Herein lies the constitutional problem. The first amendment doesn’t call for the defense of the Christian faith. It calls for the protection of free expression of religion and opposes the official establishment of any particular religious group.
A key moment in religious freedom jurisprudence occurred in 1944 in United States v. Ballard. The Ballards were a husband and wife team that set up a church as a means to collect money, raising over $3 million. The lower court argued that the Ballards didn’t really hold a good faith belief in what they were espousing and got a fraud conviction. This was overturned on appeal in the US Court of Appeals. The state of California appealed that ruling to the Supreme Court. By a decision of 5-4, the Supreme Court agreed with the appellate court. Justice William Douglas, writing the majority opinion, argued:
The religious views espoused by respondents might seem incredible, if not preposterous, to most people. But if those doctrines are subject to trial before a jury charged with finding their truth or falsity, then the same can be done with the religious beliefs of any sect. When the triers of fact undertake that task, they enter a forbidden domain. The First Amendment does not select any one group or any one type of religion for preferred treatment. It puts them all in that position.
This is the birth of the idea of “sincerely held religious beliefs”. The Supreme Court refused to put itself in the position of “finding truth or falsity”. It is worth noting that none of the dissenters were willing to take up the “truth” question either. Three of the justices argued that illegal actions could not be masked under religious beliefs. The remaining justice, Robert Jackson, saw any enforcement of law over religion as problematic and raised potential for religious persecution. He then challenged the notion of sincerity:
If religious liberty includes, as it must, the right to communicate such experiences to others, it seems to me an impossible task for juries to separate fancied ones from real ones, dreams from happenings, and hallucinations from true clairvoyance. Such experiences, like some tones and colors, have existence for one, but none at all for another.
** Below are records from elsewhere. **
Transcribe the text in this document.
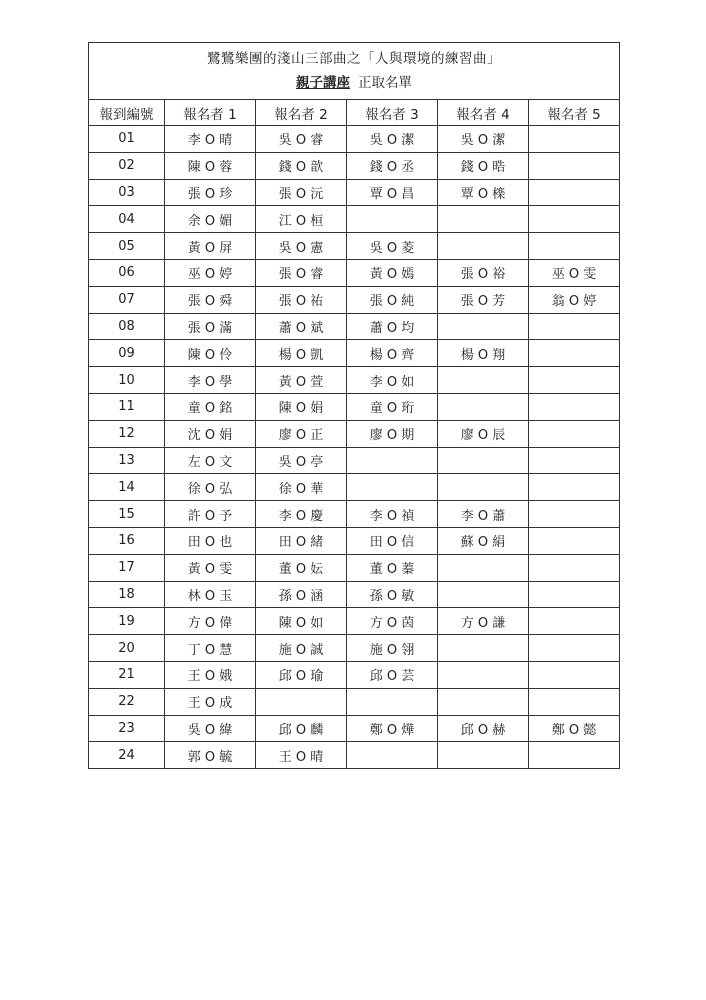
鷺鷺樂團的淺山三部曲之「人與環境的練習曲」
親子講座 正取名單					

報到編號	報名者 1	報名者 2	報名者 3	報名者 4	報名者 5
01	李 O 晴	吳 O 睿	吳 O 潔	吳 O 潔	
02	陳 O 蓉	錢 O 歆	錢 O 丞	錢 O 晧	
03	張 O 珍	張 O 沅	覃 O 昌	覃 O 檪	
04	余 O 媚	江 O 桓			
05	黃 O 屏	吳 O 憲	吳 O 菱		
06	巫 O 婷	張 O 睿	黃 O 嫣	張 O 裕	巫 O 雯
07	張 O 舜	張 O 祐	張 O 純	張 O 芳	翁 O 婷
08	張 O 滿	蕭 O 斌	蕭 O 均		
09	陳 O 伶	楊 O 凱	楊 O 齊	楊 O 翔	
10	李 O 學	黃 O 萱	李 O 如		
11	童 O 銘	陳 O 娟	童 O 珩		
12	沈 O 娟	廖 O 正	廖 O 期	廖 O 辰	
13	左 O 文	吳 O 亭			
14	徐 O 弘	徐 O 華			
15	許 O 予	李 O 慶	李 O 禎	李 O 蕭	
16	田 O 也	田 O 緒	田 O 信	蘇 O 絹	
17	黃 O 雯	董 O 妘	董 O 蓁		
18	林 O 玉	孫 O 涵	孫 O 敏		
19	方 O 偉	陳 O 如	方 O 茵	方 O 謙	
20	丁 O 慧	施 O 誠	施 O 翎		
21	王 O 娥	邱 O 瑜	邱 O 芸		
22	王 O 成				
23	吳 O 緯	邱 O 麟	鄭 O 燁	邱 O 赫	鄭 O 懿
24	郭 O 毓	王 O 晴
They cannot be verified to the minds of those whose field of consciousness does not include religious insight. When one comes to trial which turns on any aspect of religious belief or representation, unbelievers among his judges are likely not to understand, and are almost certain not to believe, him.
This brings me back to Jim Jones, Randy Weaver, and David Koresh. It is difficult for those outside the religious group to evaluate the sincerity of the belief system involved. That’s why other laws are the means of enforcement. It is a matter of attempting to separate the religious beliefs from the expectations of shared adherence to laws.
So the Masterpiece Cakeshop and Hobby Lobby decisions represent the conflict that arises between shared legal standards and closely held religious beliefs. Following Ballard, the court has tended to side with the religious beliefs because it has no lever with which to do anything else.
But it is vitally important to remember that religious freedom does not work as a particularized right. It is as relevant to evangelical Christians as it is to White separatists, to communal apocalyptic groups, to Pastafarians, and to those with no faith whatsoever.
My very first publication was a 1980 book review of James Richardson’s Conversion Careers: In and Out of the New Religious Movements. As i remember the book, the takeaway was the thing that separated these “deviant” religious groups from established religious groups revolved around the social acceptance denied them. When one’s group is seen as outside the mainstream, it’s harder for people to understand them as a legitimate religious group.
That may be true sociologically but it remains an open question for a Supreme Court that simultaneously upholds religious expression while avoiding questions of validity.